As St. Patrick's day approaches, the Irish—and those Irish-for-a-day folks—are eagerly anticipating their yearly consumption of corned beef and cabbage on March 17. Many believe the dish is the national dish of Ireland. It is, after all, eaten on the day that celebrates the patron saint of Ireland. Legend says St. Patrick drove all the snakes out of the country. While it's true that Ireland has no snakes, it's not true that the Irish eat corned beef and cabbage. That's an American Irish tradition.
In Ireland, they're much more likely to eat boiled bacon and cabbage on a special occasion. What the Irish call bacon is actually any pork joint or roast, such as a pork butt. The only cut they don't call bacon is the leg, which is called the ham. Historically, beef was scarce and expensive in Ireland, so only the wealthy ate it. Commoners could afford pork, so that is what they eat today.
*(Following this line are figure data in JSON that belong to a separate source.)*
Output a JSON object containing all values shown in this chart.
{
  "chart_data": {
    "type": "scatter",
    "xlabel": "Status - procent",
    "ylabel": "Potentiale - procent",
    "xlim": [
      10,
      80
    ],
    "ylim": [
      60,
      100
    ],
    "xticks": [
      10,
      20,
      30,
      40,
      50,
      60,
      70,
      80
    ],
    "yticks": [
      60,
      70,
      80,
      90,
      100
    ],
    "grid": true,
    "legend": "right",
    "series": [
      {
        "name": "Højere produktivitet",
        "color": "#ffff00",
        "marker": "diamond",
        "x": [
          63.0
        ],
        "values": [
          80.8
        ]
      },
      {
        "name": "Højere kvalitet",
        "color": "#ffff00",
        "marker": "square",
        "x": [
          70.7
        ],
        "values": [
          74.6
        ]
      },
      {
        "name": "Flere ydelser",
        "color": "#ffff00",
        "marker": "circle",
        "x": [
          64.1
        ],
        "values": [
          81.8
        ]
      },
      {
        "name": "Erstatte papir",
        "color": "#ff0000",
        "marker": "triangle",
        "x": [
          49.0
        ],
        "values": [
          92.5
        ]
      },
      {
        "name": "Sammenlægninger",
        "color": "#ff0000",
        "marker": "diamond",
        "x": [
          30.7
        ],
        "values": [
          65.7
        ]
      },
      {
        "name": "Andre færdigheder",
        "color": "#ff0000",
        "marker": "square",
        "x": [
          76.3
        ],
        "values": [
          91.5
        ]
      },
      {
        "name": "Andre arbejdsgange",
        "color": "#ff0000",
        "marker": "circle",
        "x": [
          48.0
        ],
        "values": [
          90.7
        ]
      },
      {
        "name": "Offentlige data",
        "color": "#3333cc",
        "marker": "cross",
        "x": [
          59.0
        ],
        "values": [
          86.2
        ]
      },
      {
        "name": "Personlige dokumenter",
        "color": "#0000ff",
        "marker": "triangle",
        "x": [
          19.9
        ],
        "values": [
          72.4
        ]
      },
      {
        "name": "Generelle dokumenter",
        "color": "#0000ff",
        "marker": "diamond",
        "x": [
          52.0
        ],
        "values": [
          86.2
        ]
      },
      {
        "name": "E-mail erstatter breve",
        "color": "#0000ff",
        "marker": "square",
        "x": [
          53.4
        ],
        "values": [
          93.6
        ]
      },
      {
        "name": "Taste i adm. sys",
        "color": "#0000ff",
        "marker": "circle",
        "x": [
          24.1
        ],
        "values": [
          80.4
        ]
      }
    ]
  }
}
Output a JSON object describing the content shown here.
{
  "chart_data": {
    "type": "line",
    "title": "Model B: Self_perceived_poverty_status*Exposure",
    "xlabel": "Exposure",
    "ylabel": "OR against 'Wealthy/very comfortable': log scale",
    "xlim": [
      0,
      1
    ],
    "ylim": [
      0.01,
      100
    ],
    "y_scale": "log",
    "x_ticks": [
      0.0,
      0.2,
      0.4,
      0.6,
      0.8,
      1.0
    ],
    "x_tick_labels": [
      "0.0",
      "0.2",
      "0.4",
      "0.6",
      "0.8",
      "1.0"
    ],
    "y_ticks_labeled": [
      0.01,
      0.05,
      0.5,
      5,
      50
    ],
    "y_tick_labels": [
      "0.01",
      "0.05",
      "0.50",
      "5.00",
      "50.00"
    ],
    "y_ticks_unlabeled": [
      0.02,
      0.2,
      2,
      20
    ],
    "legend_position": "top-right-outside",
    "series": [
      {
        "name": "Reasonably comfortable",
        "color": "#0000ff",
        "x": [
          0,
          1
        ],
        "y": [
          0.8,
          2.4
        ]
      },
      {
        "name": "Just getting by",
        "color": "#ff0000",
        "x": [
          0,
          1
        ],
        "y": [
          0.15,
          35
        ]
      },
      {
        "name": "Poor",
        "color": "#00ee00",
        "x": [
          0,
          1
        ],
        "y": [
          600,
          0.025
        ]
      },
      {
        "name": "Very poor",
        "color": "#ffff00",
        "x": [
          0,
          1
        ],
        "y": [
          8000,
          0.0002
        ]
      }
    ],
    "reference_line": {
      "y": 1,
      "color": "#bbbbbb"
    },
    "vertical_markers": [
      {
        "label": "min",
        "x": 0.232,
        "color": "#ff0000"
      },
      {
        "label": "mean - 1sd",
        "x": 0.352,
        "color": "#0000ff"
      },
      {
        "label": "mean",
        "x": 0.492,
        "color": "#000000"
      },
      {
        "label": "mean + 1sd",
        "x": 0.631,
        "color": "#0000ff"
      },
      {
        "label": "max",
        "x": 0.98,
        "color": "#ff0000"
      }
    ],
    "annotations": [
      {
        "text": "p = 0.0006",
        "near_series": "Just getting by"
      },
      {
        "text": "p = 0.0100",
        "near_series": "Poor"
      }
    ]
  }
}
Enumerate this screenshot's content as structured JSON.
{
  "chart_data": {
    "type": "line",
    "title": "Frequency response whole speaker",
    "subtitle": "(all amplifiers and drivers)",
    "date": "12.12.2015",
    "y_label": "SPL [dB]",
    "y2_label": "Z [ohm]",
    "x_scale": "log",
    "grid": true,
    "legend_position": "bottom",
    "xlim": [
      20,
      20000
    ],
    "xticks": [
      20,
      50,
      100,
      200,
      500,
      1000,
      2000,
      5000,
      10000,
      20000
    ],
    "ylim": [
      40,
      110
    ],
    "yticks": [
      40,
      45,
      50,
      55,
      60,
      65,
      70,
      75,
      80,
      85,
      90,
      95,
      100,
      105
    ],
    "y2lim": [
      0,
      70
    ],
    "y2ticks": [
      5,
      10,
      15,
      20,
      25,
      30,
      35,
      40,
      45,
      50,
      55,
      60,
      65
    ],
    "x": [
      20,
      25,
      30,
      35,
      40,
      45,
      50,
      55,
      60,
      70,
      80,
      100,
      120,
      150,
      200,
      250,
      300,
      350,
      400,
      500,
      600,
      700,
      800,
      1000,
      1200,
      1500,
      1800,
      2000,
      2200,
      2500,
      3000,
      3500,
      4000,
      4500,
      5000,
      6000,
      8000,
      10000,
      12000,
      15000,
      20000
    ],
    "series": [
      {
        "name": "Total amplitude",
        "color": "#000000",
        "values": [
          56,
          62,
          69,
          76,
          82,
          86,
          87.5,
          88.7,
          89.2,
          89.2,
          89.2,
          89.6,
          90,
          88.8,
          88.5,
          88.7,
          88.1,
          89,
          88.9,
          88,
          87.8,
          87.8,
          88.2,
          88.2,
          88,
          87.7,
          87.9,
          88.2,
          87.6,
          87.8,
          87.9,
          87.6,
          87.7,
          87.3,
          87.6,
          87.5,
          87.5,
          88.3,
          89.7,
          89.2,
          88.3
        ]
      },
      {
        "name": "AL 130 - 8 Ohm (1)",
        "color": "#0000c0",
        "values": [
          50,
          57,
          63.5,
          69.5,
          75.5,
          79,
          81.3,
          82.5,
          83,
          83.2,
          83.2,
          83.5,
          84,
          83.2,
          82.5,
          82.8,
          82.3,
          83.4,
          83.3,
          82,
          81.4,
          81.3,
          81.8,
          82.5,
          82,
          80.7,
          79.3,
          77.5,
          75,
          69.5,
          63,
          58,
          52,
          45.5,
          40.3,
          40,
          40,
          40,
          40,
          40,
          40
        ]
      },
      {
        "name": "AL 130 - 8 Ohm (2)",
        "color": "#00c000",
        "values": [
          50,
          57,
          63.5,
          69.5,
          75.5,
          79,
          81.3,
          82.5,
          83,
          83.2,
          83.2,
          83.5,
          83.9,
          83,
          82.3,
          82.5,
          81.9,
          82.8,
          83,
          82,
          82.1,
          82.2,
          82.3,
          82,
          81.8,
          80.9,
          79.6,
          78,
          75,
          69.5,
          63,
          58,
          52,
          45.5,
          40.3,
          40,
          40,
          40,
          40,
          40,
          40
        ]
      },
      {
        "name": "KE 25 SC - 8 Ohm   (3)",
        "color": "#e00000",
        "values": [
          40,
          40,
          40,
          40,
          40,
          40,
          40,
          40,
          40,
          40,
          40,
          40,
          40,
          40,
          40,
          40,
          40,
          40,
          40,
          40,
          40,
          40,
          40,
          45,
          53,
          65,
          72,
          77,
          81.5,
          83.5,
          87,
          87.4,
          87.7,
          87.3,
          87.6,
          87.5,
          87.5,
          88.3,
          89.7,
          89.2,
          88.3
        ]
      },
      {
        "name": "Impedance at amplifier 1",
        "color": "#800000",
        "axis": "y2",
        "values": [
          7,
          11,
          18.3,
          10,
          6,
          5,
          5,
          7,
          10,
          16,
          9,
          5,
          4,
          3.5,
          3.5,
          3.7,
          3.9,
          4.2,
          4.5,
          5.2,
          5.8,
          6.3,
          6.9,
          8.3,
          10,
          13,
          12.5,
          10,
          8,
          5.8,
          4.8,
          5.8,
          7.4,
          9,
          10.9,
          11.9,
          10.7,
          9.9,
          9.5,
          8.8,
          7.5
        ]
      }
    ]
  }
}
When Irish immigrants came to the United States, they couldn't find the salted bacon they were used to in Ireland. But in America, beef was cheap. So, they began salting beef instead. The salt they used was in little nuggets the size of corn kernels, earning the dish its name: corned beef.
The custom spread to the rest of the United States and hundreds of thousands, perhaps millions, celebrate St. Paddy's day with corned beef and cabbage. It's not only easily cooked at home, but many restaurants and pubs feature it for kiss-me-I'm-Irish revelers.
Corned beef does tend to be salty due to the corning process, but fortunately, you can remove some of the salt. Follow the cooking directions that come with the brined brisket you can buy at the grocery store. Reserve the spice packet that comes with it. Change the cooking water during the preparation anywhere from one to three times. The more times you change the water, the more salt will be removed. Add the spice packet when you are done changing the water. Then when there's about 15 minutes remaining to cook, quarter your head of cabbage, place it on top, cover and let it steam until the cabbage reaches the desired tenderness.
If you prefer to get your Irish meal dining out, there are several options in the Chesterfield area:
Lester's Sports Bar and Grill, 14810 Clayton Road, Chesterfield, 636-230-0055
Lester's will be serving a traditional corned beef dinner, with cabbage and new potatoes. They also have a full menu featuring salads, sandwiches, hamburgers, barbeque, and pizza. Kid's menu available.
, 930 Kehrs Mill Road, Ballwin, 636-394-2199
Just over the border from Chesterfield, Clancy's has corned beef and cabbage on the menu all the time, so they've got it down by now. They also feature a full menu including a variety of salads, steaks, shrimp, and traditional bar fare.
Krieger's Pub & Grill, 1684 Clarkson Road, Chesterfield, 636-530-9665
Krieger's is featuring a variety of Irish dishes and drink specials all day on St. Paddy's day. Their regular extensive menu features salads, pasta, pizza, steaks, chicken and ribs.
The Sports Page, 13431 Olive Blvd, Chesterfield, 314-434-4115
If you don't care for corned beef but still want to celebrate St. Patrick's Day, the Sports Page offers homemade Irish stew. They also have their famous burgers, wings, and a variety of sandwiches.
The Press Box, 1095 Chesterfield Pkwy E, Chesterfield, 636-536-9440
The Press Box will be serving both corned beef and cabbage and Irish lamb stew. Not a corned beef eater? Try their artisan burgers, sandwiches or homemade pizza instead.